Wither International Law? Security Certificates, the Supreme Court, and the Rights of Non-Citizens in Canada
DOI:
https://doi.org/10.25071/1920-7336.30619Keywords:
Canada, international law, foreign law, human rights, non-citizens, security certificates, legality, national security, Charkaoui I and IIAbstract
In this paper, the author examines the role of international law on the development of Canada’s security certificate regime. On the one hand, international law has had a perceptible impact on judicial reasoning, contributing to judges’ increased willingness to recognize the rights of non-citizens named in certificates and to envision better ways of balancing national security and human rights.

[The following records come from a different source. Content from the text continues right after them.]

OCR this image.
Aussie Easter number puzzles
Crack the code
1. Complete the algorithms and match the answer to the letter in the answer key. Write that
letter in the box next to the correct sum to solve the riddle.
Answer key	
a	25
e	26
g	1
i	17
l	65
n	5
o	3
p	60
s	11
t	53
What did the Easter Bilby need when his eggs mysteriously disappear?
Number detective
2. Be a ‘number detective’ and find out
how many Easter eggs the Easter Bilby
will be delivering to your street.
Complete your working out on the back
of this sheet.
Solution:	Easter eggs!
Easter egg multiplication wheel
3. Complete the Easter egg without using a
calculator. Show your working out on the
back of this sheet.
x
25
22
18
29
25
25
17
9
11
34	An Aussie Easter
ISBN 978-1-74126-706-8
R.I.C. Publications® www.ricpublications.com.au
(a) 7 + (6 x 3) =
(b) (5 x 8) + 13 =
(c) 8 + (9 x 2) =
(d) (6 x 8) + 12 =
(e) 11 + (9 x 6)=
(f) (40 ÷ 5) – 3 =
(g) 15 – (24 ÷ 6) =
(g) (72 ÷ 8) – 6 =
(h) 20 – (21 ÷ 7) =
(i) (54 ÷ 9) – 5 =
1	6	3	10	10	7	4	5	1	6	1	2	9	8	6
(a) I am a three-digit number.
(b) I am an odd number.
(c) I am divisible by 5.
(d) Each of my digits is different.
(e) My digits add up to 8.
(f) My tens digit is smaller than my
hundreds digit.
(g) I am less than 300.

On the other hand, the judiciary’s attitudes towards international law as non-binding sources of insight akin to foreign law has reinforced disparities in levels of rights afforded by the Canadian Charter of Rights and Freedoms and those afforded by international human rights. Viewed skeptically, one might argue that the judiciary’s selective result-oriented use of international law and foreign law helped it spread a veneer of legality over an otherwise unaltered and discriminatory certificate regime. Reviewing Charkaoui I and II in international context, the author suggests an alternative account. He suggests that the judiciary’s use of international law and foreign law, although highly ambiguous and ambivalent, both was principled and has progressively brought named persons’ Charter rights more closely in step with their international human rights. Although the current balance between national security and human rights is imperfect, the way in which aspects of Canada’s certificate regime have been improved suggests that international law is a valuable resource for protecting the rights of non-citizens in Canada.